Ele é o xodó da policial civil Elisandra Soares, que criou uma página no Instagram para o galo, com fotos e vídeos. Já são quase 300 publicações e ele conta com 177 seguidores.

Brad já foi tirado dela umas três vezes, por conta de reclamações de uma vizinha sobre o canto dele, mas Elisandra não desistiu. Certa vez, quando a fiscalização bateu em sua porta, ela teve que deixar o galo três meses na casa de sua mãe até a poeira baixar. "Eu só não fui multada porque cada vez que era notificada eu tirava o Brad de casa", lembra.

A "guerra" por causa do galo começou, segundo a dona, quando uma vizinha foi autuada por causa do corte de uma árvore que estava na calçada. "Neste dia eu cheguei em casa, vi que estavam cortando e fiquei muito brava, mas não cheguei a denunciar justamente porque tenho galo no quintal", explica.

"Porém, alguém denunciou e aí a vizinha passou a denunciar o Brad também. Aí começou a Guarda vir em casa. Eu levei e trouxe tantas vezes o Brad que acho que ela desistiu de reclamar", conta.

Brad, que gosta de cantar às 5h da manhã e está com três anos e meio, não é sozinho. Elisandra preparou "sete esposas" para ele. A primeira foi a galinha Angelina, mas tem a Edna, Clotilde, Tchuca, Juju, Maize e Salen.

Por outro lado elas têm mais uma serventia: elas acabam com os escorpiões que vêm do mato. Elisandra sempre registrou fotos e vídeos do galo - e das esposas. Tudo isso era postado em seu Instagram, mas, como começou a chamar a atenção ela criou um só para ele (bradpinto1).

Em um dos vídeos, que é de quando o Brad ficou na casa de sua mãe, Elisandra chega e chama o galo para perto de si. E não é que ele vai!

Amor à primeira vista

Elisandra Soares diz que adquiriu o galo certa vez, quando foi comprar ração para outras galinhas que tinha no quintal. Ao chegar à agropecuária mexeu com o galo que, segundo ela, era muito feio e parecia um pombo.

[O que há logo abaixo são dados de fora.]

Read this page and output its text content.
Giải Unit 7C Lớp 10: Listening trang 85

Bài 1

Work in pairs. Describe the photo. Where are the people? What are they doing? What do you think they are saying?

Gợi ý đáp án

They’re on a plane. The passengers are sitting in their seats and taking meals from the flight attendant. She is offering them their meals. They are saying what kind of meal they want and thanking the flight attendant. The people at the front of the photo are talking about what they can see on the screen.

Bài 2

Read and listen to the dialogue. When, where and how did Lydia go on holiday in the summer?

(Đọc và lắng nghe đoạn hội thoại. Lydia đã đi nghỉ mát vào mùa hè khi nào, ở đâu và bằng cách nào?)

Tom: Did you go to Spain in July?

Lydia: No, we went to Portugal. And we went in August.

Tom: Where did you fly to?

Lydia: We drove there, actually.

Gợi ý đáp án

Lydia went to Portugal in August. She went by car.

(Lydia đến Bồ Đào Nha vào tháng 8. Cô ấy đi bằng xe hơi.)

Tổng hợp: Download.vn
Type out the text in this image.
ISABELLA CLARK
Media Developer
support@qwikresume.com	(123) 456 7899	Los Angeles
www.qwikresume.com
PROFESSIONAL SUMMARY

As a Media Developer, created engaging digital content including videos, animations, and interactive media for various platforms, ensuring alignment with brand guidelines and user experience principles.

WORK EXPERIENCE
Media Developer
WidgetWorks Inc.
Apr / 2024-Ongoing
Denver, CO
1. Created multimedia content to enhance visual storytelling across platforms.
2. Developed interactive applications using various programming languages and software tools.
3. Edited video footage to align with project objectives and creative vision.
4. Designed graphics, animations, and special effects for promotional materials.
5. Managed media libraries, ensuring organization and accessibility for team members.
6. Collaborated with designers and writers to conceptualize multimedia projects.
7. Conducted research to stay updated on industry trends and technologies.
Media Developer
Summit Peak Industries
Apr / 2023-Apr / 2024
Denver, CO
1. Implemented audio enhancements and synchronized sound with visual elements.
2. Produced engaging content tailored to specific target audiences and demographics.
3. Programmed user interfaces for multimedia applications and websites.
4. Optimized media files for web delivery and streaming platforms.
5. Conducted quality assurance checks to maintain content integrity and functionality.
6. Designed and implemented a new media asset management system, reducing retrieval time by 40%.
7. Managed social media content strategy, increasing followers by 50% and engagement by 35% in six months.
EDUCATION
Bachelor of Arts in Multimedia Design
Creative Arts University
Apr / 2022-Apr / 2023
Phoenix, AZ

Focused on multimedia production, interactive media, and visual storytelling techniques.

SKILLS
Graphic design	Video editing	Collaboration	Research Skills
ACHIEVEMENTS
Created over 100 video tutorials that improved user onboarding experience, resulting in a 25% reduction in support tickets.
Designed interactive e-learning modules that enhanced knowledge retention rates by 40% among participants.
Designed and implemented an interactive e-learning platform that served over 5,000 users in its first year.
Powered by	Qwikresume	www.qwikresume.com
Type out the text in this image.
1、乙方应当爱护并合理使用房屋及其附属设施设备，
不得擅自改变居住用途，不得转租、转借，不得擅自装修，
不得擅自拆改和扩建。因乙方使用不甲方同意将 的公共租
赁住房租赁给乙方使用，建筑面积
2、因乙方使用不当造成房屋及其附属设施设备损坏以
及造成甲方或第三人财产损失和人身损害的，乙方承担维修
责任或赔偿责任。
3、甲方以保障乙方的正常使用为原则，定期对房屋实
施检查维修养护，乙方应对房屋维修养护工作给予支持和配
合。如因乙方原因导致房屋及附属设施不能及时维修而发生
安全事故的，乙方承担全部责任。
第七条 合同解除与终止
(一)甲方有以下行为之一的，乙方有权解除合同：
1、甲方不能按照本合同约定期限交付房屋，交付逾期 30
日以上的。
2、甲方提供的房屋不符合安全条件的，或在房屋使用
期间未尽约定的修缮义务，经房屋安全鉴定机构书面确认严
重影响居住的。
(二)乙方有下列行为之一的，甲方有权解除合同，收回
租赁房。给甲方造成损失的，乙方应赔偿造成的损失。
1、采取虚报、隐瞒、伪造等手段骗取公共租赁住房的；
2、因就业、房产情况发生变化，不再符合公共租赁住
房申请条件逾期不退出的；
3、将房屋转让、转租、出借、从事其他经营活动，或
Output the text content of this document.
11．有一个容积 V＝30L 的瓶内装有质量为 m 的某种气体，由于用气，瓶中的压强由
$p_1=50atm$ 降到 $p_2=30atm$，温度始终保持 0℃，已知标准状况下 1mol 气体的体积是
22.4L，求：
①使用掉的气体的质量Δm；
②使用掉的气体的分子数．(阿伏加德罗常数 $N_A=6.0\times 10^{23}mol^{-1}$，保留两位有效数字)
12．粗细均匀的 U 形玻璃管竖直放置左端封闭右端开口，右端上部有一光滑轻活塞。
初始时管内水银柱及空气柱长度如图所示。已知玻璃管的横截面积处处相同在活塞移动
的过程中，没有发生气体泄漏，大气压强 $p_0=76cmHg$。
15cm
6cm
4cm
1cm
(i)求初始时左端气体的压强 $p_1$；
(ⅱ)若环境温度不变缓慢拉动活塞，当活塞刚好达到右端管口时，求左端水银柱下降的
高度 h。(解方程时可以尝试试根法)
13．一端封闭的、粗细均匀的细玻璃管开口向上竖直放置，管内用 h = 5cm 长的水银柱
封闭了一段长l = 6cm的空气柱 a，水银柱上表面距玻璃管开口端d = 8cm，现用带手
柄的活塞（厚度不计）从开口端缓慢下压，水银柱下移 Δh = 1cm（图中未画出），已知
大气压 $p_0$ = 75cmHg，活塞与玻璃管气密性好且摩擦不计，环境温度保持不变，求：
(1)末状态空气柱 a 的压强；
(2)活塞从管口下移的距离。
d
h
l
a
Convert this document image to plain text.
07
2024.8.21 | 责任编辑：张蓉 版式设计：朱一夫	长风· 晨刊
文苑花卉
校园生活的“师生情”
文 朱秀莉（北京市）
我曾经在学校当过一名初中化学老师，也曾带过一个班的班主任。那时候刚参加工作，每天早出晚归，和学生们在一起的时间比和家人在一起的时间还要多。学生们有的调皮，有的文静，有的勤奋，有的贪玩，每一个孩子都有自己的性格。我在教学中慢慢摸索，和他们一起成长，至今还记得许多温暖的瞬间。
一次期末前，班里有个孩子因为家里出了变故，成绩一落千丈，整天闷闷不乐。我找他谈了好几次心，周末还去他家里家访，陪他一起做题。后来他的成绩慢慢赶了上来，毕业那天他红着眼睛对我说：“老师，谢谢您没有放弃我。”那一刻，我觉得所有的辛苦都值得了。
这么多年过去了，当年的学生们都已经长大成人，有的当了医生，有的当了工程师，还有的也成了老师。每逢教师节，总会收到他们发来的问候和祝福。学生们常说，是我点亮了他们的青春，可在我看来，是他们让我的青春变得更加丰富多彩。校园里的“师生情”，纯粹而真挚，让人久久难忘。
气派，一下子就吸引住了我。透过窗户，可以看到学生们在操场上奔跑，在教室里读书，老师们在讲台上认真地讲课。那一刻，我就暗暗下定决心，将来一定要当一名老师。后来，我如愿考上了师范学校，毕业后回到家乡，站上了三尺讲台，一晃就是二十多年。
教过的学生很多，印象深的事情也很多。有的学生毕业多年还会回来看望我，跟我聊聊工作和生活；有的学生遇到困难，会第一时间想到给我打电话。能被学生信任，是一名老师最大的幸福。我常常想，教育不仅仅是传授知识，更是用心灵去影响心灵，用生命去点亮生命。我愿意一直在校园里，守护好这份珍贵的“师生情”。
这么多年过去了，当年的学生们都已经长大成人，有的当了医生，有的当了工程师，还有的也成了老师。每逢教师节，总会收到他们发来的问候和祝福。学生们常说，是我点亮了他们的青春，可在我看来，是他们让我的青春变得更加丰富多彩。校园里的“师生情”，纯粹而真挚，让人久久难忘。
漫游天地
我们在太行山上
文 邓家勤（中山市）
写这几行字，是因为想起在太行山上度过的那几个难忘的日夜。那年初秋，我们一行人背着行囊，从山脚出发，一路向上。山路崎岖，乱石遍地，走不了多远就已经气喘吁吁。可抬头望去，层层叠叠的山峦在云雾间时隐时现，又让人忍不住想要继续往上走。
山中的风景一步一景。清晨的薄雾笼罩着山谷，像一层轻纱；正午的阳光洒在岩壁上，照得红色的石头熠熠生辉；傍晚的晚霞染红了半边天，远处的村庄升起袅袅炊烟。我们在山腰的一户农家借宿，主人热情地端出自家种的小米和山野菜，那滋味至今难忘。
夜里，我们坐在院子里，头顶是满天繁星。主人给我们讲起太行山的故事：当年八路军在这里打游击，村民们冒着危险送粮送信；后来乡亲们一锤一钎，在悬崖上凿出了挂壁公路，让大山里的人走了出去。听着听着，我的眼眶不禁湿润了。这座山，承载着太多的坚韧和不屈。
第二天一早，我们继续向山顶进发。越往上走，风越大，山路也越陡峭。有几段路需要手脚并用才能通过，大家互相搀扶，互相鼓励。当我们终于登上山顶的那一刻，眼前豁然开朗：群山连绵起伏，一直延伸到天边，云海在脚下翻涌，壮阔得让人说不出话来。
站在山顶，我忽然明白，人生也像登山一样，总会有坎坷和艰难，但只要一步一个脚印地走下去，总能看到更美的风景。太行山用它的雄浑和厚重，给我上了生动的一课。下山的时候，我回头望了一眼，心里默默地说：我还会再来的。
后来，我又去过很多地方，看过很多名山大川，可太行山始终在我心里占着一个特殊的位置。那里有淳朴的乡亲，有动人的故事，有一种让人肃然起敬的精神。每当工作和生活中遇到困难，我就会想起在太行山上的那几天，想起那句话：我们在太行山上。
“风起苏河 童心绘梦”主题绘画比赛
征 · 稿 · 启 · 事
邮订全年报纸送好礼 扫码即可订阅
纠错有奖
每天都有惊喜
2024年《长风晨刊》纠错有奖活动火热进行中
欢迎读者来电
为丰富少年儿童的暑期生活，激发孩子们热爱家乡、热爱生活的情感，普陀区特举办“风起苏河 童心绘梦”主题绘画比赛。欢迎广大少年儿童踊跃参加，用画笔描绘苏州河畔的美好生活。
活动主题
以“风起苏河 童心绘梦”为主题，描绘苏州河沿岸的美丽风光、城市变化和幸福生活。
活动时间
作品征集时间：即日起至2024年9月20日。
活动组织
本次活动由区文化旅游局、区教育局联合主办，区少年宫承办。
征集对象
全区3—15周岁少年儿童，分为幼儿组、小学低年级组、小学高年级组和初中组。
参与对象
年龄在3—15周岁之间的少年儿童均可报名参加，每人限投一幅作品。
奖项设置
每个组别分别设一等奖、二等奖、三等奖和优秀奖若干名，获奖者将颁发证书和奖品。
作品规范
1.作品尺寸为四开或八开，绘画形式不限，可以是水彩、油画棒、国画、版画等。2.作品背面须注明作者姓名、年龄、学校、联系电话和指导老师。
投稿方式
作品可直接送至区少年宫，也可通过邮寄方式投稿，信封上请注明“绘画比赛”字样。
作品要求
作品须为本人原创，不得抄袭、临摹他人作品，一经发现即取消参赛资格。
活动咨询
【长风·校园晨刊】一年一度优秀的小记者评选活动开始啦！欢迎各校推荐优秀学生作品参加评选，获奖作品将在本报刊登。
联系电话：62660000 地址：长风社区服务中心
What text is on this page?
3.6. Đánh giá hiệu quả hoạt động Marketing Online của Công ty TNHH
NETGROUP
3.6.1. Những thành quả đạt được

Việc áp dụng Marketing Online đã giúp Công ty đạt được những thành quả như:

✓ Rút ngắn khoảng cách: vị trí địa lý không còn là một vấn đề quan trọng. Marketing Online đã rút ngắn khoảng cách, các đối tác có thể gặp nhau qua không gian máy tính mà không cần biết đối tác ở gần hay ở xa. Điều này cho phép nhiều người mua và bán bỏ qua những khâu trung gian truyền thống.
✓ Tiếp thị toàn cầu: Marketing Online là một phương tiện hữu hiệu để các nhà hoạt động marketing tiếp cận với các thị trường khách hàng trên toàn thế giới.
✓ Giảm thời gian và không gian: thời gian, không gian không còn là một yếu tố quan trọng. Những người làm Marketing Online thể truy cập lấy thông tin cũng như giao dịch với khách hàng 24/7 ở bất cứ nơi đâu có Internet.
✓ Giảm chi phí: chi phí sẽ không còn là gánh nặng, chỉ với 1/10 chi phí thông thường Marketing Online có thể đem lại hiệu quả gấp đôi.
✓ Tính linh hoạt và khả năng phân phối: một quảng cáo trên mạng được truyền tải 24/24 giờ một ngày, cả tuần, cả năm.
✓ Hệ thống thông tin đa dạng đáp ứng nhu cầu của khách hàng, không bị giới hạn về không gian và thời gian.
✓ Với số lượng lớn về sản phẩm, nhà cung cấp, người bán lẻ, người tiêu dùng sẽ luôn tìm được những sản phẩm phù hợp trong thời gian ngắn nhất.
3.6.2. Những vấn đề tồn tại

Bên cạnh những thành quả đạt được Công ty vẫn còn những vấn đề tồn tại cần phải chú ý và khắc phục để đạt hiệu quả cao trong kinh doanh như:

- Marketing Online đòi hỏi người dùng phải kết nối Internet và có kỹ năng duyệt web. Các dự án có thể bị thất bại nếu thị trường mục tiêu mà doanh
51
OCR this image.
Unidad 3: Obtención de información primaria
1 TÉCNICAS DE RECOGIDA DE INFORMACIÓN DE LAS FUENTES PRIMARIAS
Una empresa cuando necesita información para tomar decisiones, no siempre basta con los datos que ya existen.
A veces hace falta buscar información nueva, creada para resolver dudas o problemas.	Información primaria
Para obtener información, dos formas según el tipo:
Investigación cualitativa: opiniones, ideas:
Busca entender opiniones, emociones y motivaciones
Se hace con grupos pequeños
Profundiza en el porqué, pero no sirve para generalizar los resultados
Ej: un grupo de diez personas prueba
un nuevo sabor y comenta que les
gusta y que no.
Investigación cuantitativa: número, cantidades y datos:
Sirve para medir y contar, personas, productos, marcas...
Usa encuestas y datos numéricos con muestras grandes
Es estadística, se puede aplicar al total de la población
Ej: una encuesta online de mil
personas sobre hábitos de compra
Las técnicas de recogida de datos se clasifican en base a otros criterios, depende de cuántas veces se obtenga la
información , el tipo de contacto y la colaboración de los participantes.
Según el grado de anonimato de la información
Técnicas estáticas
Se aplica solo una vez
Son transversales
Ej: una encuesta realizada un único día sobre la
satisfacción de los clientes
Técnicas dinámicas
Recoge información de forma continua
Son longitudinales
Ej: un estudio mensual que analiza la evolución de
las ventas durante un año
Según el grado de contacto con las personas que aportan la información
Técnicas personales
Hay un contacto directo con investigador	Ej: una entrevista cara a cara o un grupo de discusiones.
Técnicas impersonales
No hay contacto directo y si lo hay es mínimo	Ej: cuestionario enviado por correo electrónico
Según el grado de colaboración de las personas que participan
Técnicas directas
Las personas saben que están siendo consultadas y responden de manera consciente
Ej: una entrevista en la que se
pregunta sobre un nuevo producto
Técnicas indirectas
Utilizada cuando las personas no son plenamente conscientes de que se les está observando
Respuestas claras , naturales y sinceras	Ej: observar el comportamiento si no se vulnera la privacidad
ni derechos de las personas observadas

"Quando o vi na gaiola fui mexer com ele, que demonstrou ser dócil então o trouxe para casa", revela. Elisandra tem, ainda, cachorro e sete gatos.

Quando era pequeno e ainda não cantava, dormia numa caixinha dentro de casa. Cresceu e foi para um caixote. Porém, para não incomodar mais com seu canto a dona colocou umas caixas de ovos dentro para funcionar como acústica.

Brad é guardado às 18h e só sai de lá no dia seguinte, às 6h. O resto do dia ele passa solto no quintal.